Pesannya sederhana: Baiklah anak gadis atau remaja putri pintar menempatkan diri dalam pergaulan. Seperti halnya pemuda atau remaja putri, anak gadis sebaiknya bertanggungjawab dengan pilihan pertemanan. Tidak melulu meng-iya-kan ajakan setiap lelaki tua hanya karena berduit dan menaiki mobil sedan.

Tanpa harus marah secara berlebihan dan sarkastis, Nahum menegur (mungkin juga dengan sedikit menyindir) para perempuan dengan karakter begitu: “Ee dang maila ho” (Ee, kamu kok nggak malu ya?)

Uniknya: Pesan yang berat kandungan filosofisnya tak melulu mesti dinikmati dengan suasana klasik, hening, dan sopan tetapi bisa juga sambil bergoyang-ria dalam balutan genre chacha atau dangdut. Lebih ringan. Lebih santai. Sejak awal ditulis, sepertinya lagu ini memang ditujukan untuk dikemas secara ringan, meski tidak sampai murahan.

Simak misalnya versi Christin Sianturi ini.

Sayang sekali, bahkan sampai tulisan ini dibuat, pemilik video yang kemudian secara otomatis diunggah Youtube tidak memberikan informasi kredit apresiasi kepada Nahum. Komentar pun dinonaktifkan. Nama Nahum tidak dicantumkan sebagai pencipta disana.

Hal serupa juga bisa kita temukan pada pengunggah lain, yakni kanal Mangasa Sitanggang dengan konten audio dimana “Ee Dang Maila Ho” dinyanyikan oleh Vocal Group Parisma 71.

Saya tak sempat memeriksa semua pengunggah lagu Ee Dang Maila Ho. Ini masih di Youtube, kita belum tahu di platform lain.

Sampai disini, Saya bisa meresakan kekesalan Suhunan, seorang ponakan Nahum, ketika menuliskan tentang sang maestro (sudah saya tuliskan ulang juga di blog ini).

Suhunan menulis:

Apa boleh buat, selain catatan atas diri Nahum sendiri yang memang minim, ia terlahir dan berada di tengah sebuah bangsa yang amat rendah tingkat pengapresiasian atas suatu karya cipta; yang hanya suka menikmati karya orang lain tanpa mau tahu siapa penciptanya, selain enggan memberi penghargaan pada orang-orang kreatif yang telah memperkaya khazanah karsa dan rasa.

Sepertinya, sindiran “Ee dang Maila Ho” juga pantas kita tujukan untuk pekerja dan pelaku seni yang tidak menjalankan etika berkesenian (jelas, mereka bukan seniman) seperti mereka ini.

Mungkin jika Nahum masih hidup sekarang, ia juga kesal.
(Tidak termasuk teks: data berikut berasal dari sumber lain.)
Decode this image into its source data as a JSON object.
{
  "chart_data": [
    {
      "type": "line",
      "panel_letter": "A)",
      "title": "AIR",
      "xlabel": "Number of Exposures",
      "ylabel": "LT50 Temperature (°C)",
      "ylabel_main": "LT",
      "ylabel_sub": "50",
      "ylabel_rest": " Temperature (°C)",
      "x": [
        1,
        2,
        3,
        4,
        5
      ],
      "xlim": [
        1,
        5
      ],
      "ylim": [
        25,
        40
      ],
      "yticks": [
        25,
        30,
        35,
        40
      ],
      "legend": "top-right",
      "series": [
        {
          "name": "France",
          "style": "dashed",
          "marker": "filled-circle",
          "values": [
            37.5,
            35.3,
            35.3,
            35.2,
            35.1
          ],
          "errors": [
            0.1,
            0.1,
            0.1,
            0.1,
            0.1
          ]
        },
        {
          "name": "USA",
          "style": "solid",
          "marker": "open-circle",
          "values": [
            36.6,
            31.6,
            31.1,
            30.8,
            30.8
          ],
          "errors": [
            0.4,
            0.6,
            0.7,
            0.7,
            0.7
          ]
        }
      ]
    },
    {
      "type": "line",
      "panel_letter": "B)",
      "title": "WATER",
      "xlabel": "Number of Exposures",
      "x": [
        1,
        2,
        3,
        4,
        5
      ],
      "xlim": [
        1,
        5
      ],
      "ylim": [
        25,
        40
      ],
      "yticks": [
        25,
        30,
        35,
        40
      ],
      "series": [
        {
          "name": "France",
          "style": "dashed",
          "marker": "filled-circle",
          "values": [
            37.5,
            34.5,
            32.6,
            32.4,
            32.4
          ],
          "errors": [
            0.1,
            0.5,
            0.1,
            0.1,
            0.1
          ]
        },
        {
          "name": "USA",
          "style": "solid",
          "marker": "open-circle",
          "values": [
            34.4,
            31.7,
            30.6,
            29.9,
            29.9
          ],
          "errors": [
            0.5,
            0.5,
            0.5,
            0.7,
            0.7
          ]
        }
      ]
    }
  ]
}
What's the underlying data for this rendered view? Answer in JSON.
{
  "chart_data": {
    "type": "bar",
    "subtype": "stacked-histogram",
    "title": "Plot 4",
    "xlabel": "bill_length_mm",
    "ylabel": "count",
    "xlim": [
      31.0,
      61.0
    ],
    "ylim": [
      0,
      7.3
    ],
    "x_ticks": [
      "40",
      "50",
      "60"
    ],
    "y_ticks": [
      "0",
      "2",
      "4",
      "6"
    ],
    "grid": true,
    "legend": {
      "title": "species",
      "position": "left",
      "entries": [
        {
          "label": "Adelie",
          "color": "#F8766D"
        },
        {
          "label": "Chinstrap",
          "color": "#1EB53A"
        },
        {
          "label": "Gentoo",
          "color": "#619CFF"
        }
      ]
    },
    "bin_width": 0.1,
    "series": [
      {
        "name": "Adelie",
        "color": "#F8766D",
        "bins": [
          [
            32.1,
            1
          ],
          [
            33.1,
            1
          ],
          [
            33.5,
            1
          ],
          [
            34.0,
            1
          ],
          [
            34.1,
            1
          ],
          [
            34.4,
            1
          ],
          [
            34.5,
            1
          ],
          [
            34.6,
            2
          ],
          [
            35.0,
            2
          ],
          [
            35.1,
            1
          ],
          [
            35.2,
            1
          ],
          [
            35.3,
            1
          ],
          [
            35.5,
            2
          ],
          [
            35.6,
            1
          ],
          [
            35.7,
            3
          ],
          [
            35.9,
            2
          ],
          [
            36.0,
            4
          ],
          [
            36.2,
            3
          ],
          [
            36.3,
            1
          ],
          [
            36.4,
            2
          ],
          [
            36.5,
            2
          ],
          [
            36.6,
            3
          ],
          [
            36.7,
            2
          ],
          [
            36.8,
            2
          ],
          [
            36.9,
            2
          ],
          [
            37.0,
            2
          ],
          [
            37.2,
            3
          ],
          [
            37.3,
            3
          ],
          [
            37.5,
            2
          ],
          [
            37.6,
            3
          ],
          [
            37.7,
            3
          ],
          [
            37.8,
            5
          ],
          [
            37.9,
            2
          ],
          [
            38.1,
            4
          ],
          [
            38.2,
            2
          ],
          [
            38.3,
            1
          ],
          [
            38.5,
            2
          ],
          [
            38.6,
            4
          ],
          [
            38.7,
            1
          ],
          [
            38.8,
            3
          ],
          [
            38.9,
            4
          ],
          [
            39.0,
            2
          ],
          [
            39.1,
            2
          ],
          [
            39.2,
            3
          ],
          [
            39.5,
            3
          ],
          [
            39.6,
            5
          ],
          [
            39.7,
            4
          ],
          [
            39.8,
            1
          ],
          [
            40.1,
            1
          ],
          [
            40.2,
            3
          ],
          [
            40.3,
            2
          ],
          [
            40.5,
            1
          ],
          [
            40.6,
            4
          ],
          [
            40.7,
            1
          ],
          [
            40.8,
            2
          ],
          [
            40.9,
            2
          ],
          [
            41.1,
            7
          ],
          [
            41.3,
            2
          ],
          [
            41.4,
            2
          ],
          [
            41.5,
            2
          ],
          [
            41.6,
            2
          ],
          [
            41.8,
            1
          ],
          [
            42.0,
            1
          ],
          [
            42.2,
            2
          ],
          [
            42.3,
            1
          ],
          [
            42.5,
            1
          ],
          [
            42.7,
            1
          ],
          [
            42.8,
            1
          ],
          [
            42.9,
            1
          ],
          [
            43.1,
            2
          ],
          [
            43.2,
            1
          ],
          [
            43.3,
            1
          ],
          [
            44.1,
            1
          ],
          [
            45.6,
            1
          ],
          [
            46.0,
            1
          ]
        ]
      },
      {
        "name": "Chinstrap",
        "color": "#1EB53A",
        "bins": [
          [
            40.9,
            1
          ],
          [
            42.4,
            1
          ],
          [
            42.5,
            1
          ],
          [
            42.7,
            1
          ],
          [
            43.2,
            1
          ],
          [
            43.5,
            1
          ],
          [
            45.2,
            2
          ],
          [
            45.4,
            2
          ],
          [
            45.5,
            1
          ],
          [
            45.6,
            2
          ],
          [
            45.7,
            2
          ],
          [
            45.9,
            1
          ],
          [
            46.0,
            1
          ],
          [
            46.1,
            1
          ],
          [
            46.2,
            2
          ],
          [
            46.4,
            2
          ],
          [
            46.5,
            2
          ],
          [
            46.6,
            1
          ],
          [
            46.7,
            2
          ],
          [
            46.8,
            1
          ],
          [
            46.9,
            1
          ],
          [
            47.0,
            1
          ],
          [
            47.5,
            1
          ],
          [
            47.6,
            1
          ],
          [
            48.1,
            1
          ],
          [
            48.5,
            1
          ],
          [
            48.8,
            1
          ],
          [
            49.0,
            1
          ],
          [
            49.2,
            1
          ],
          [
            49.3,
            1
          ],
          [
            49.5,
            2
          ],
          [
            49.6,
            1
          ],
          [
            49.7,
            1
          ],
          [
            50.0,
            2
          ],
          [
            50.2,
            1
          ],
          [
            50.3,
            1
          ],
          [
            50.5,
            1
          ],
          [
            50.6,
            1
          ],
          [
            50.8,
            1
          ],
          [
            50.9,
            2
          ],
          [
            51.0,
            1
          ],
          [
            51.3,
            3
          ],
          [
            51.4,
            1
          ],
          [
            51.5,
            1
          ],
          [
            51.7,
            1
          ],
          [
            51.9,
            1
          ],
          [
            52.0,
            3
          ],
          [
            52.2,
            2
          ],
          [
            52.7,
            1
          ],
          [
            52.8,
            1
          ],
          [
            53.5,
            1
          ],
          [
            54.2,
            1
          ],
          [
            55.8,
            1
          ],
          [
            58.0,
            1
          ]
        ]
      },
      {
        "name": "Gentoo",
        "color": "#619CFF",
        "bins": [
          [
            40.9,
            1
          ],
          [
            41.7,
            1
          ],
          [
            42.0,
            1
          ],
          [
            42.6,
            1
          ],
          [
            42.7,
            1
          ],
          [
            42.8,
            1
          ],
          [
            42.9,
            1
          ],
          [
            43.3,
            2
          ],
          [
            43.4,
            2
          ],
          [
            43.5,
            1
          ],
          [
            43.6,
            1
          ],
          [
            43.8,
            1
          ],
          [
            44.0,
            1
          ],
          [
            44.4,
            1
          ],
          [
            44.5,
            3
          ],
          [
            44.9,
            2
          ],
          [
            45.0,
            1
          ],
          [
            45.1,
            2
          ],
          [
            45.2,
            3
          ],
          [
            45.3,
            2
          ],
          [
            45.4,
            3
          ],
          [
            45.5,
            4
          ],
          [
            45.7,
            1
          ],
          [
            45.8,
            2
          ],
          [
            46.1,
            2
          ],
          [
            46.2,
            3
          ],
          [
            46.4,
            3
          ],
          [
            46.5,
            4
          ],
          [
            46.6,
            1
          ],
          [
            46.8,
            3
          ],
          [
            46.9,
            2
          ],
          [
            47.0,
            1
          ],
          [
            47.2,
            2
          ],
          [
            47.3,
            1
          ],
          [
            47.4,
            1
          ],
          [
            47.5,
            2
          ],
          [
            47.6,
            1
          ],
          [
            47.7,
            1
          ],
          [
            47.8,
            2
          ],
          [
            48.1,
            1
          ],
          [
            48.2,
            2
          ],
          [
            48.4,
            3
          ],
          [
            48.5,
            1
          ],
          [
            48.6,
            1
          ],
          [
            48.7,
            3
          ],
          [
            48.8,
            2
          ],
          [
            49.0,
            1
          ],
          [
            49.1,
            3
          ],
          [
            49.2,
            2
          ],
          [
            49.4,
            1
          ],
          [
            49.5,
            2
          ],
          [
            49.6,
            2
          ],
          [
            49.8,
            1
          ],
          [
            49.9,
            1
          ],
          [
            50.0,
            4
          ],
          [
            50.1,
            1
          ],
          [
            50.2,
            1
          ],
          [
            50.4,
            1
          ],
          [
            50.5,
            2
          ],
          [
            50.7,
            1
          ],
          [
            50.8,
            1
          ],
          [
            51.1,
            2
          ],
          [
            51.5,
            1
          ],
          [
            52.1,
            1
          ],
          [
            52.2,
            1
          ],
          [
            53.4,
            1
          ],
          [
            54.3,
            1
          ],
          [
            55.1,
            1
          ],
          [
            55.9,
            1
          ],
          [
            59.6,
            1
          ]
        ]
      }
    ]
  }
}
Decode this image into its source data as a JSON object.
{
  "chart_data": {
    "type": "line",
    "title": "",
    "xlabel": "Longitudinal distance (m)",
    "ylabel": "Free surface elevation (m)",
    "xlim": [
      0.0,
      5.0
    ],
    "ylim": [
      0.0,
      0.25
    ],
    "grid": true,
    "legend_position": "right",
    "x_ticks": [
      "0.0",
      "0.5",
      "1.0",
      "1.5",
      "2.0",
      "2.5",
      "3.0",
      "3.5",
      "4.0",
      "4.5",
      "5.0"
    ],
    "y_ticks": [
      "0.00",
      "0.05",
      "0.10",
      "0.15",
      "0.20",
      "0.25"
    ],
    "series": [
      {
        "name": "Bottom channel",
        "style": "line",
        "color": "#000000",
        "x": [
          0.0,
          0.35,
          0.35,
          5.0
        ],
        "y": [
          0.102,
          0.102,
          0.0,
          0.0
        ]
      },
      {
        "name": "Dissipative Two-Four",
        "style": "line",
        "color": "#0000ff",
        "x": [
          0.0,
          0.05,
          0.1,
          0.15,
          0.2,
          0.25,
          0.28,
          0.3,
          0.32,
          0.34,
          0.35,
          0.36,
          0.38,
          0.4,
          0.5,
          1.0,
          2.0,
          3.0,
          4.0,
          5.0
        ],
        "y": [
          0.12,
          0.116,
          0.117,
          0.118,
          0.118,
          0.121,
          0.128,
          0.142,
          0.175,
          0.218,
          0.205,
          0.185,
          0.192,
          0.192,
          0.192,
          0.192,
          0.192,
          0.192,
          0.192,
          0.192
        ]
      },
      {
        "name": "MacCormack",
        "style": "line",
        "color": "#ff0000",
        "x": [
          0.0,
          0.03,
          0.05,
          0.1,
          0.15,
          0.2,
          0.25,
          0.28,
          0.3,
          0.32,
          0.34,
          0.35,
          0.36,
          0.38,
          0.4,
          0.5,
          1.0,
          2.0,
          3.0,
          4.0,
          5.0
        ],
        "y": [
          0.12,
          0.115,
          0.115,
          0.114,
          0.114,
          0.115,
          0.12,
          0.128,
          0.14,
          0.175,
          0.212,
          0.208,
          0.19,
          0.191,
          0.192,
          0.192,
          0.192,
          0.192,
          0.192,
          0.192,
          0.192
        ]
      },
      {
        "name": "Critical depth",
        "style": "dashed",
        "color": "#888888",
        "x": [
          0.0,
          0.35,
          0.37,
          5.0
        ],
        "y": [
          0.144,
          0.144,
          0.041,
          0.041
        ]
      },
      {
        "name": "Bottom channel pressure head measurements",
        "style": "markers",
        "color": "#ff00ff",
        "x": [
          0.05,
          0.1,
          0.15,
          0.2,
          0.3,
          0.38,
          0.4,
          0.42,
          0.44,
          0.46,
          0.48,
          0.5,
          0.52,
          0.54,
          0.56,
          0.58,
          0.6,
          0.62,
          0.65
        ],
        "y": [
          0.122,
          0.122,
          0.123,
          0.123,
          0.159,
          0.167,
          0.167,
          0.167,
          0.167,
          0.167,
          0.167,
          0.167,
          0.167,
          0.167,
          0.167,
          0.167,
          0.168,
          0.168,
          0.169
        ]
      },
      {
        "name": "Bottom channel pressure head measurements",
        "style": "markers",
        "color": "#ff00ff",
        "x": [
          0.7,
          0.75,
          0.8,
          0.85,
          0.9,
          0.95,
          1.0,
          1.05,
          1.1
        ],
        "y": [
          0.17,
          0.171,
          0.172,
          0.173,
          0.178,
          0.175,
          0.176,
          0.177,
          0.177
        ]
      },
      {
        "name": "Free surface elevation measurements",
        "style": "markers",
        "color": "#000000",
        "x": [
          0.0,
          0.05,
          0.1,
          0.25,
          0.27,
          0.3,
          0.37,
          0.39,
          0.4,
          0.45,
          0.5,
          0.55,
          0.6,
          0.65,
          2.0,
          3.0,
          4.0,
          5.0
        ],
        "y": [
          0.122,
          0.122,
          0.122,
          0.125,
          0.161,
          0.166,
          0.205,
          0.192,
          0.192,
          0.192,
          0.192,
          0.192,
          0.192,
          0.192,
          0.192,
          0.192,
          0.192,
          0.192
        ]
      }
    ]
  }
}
Belum lagi keinginannya untuk dikubur di Samosir, tanah leluhurnya, juga belum terwujud hingga hari ini.

Rupanya melankolia dan avonturisme yang melekat dengan Nahum ketika masih hidup, juga masih terjadi pada Nahum, bahkan setelah ia meninggal. Ini sebenarnya kenyataan yang menyedihkan. Semoga pihak terkait bisa mencari solusi terbaik untuknya.


Habang binsakbinsak,
tu pandegean ni horbo
Unang hamu manginsak,
ai i dope na huboto

Nahum Ingin Dikubur di Samosir*

SUDAH lama ia wafat, namun namanya kian sering disebut-sebut. Lagu-lagu gubahannya pun tiada putus disenandungkan; menghibur orang-orang, menafkahi para pekerja dunia malam, mengalirkan keuntungan bagi pengusaha hiburan dan industri rekaman. Tapi, orang-orang, khususnya etnis Batak dan yang familiar dengan lagu Batak, segelintir saja yang tahu siapa dia sesungguhnya. Ironisnya lagi banyak yang tak sadar bahwa sejumlah lagu yang selama ini begitu akrab di telinga mereka, lahir dari rahim kreativitas lelaki yang hingga ajalnya tiba tetap melajang itu.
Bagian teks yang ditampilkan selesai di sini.